At some point in my adolescence, I sat my parents down in the living room to berate them for not loving me. I don’t remember exactly what I presented as evidence, but I suspect that, among other things, I accused them of being inadequate in their expression of affection, both verbally and physically, how incapable they were of meaningful conversation, how they didn’t “get” me and failed to meet my needs. I brought them to tears. Rather immediately, I appreciated how utterly confounded and deeply hurt they were. For, in fact, there was no one more important in their lives than I. Everything they did they did for me: my father’s three jobs, the house, food, clothing, an education, more and more and more, everything, always, was unearned, unbidden, unbounded love for me. In words that echoed the prodigal father, they said, “Everything we have is yours. How could you possibly think we don’t love you?” But I missed it. I didn’t get it.
In the popular book, The 5 Love Languages, author and pastor, Gary Chapman, explores how we express and receive love in ways that both we and the other find meaningful. Chapman’s five primary modes or “languages” are: words of affirmation, quality time, receiving gifts, acts of service, and physical touch.
God’s “love language” is expressed succinctly in arguably the most well-known bible verse, John 3:16. “For God so loved the world that he gave his only Son.” God became incarnate in Jesus to be with us, to live with us, walk with us, touch us, embrace us, hold us—all of it, as St. Paul says today, a grace, a kindness, a gift. But sadly, we miss it, we don’t get it. When it comes to being beloved by God, we, many of us, are forever skeptical adolescents.

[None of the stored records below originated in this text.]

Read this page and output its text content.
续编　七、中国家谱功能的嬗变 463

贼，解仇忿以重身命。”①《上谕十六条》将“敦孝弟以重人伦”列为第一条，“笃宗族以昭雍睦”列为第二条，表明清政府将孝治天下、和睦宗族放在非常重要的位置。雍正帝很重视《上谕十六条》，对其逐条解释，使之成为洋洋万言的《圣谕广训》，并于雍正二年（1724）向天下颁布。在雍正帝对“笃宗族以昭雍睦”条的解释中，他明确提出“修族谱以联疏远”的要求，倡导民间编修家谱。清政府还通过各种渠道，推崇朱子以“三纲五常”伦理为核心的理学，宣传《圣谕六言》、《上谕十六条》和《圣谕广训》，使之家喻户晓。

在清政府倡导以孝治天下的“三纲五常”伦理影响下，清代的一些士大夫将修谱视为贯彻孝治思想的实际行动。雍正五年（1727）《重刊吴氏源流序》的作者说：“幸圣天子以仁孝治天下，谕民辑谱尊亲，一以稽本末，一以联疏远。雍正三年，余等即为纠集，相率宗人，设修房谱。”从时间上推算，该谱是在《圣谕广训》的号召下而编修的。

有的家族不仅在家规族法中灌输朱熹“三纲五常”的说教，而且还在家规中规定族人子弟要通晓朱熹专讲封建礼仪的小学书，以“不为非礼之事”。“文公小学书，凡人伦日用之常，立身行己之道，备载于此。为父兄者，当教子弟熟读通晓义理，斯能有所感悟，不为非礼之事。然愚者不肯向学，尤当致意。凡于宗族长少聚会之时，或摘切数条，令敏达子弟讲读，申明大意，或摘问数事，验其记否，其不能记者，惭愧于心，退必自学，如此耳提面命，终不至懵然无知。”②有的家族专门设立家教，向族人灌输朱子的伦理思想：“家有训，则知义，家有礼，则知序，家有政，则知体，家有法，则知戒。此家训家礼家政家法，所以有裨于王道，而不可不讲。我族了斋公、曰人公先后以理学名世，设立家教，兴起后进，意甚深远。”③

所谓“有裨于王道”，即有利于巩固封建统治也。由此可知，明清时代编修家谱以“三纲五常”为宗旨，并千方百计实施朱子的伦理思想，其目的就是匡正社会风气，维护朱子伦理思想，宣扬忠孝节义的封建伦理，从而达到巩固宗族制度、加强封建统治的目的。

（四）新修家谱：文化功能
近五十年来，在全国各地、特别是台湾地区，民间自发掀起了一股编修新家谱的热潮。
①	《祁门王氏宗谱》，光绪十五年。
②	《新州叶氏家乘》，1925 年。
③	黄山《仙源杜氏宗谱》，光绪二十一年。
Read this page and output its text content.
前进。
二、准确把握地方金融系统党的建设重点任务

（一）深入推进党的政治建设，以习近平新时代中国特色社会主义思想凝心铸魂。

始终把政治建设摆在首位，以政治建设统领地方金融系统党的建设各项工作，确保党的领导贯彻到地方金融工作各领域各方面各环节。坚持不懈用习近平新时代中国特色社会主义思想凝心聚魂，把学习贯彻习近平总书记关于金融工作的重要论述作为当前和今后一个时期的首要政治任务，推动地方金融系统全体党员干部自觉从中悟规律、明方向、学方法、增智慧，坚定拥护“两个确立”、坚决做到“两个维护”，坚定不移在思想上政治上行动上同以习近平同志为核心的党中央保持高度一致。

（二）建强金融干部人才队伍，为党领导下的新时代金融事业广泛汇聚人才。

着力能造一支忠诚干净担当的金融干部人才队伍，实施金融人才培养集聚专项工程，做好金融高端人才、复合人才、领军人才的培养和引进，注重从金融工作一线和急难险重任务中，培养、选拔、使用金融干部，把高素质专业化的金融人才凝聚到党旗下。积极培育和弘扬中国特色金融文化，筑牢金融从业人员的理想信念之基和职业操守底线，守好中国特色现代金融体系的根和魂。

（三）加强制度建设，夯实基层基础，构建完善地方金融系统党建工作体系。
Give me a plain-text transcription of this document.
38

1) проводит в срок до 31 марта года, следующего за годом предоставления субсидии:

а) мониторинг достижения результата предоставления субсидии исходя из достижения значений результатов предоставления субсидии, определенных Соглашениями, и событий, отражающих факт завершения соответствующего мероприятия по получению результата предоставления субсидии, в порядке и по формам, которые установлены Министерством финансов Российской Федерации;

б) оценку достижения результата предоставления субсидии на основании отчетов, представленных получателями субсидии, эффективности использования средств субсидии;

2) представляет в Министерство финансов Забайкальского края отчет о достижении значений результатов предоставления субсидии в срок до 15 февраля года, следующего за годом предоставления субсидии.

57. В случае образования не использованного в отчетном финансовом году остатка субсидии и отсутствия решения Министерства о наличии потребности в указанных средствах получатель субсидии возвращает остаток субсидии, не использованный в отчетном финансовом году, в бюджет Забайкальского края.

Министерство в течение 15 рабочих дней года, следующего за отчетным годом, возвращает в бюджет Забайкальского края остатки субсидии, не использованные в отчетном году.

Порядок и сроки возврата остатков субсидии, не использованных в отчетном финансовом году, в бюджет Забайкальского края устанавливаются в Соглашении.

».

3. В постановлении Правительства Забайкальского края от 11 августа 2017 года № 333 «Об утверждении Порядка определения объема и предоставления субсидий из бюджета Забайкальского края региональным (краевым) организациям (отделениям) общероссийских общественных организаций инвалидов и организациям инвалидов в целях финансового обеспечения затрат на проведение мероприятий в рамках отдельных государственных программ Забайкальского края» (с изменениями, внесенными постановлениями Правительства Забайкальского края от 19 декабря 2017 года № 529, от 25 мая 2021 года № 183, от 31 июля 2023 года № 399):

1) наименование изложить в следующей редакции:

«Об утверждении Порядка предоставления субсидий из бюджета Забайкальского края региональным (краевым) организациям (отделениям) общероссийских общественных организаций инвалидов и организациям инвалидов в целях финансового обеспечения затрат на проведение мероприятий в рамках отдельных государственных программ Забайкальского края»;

This season of renewal calls us to claim and reclaim our primal identity as beloved daughters and sons, to choose the truth of who we really are, to appreciate the language of God’s love in the incarnation, the crucifixion, and the resurrection. Everything God has is ours: unearned, unbidden, unbounded.
***
En algún momento de mi juventud, senté a mis padres en la sala para regañarlos por no amarme. No recuerdo exactamente lo que presenté como evidencia, pero sospecho que, entre otras cosas, los acusé de no demostrarme su afecto y su cariño, tanto verbal como físicamente, y de lo incapaces que eran de mantener una conversación significativa conmigo. Los hice llorar. De inmediato, me di cuenta de lo profundamente confundidos y heridos que estaban. Porque, de hecho, no había nadie más importante en sus vidas que yo. Todo lo que hacían, lo hacían por mí: los tres trabajos de mi padre, la casa, la comida, el vestido, la educación, cada vez más, todo, siempre, era un amor inmerecido, no solicitado, ilimitado para mí. Con palabras que se hicieron eco del padre pródigo, dijeron: “Todo lo que tenemos es tuyo. ¿Cómo es posible que pienses que no te amamos?” Pero me lo perdí. No lo entendí.
En el libro, Los 5 lenguajes del amor, el autor y pastor, Gary Chapman, explora cómo expresamos y recibimos amor de maneras que tanto nosotros como el otro encontramos significativas. Los cinco modos o “lenguajes” principales del autor son: palabras de afirmación, tiempo de calidad, recibir regalos, actos de servicio y contacto físico.
El “lenguaje del amor” de Dios se expresa brevemente en el versículo bíblico más conocido, Juan 3:16: “Porque tanto amó Dios al mundo, que le entregó a su Hijo único.” Dios se encarnó en Jesús para estar con nosotros, para vivir con nosotros, para caminar con nosotros, para tocarnos, para abrazarnos, todo ello, como dice San Pablo hoy, una gracia, una bondad, un don. Pero, lamentablemente, lo perdimos, no lo entendemos. Cuando se trata de ser amados por Dios, muchos de nosotros somos adolescentes escépticos para siempre.
Esta temporada de renovación nos llama a reclamar nuestra identidad primordial como hijas e hijos amados, a elegir la verdad de quiénes somos realmente, a apreciar el lenguaje del amor de Dios en la encarnación, la crucifixión y la resurrección. Todo lo que Dios tiene es nuestro: inmerecido, no solicitado, ilimitado.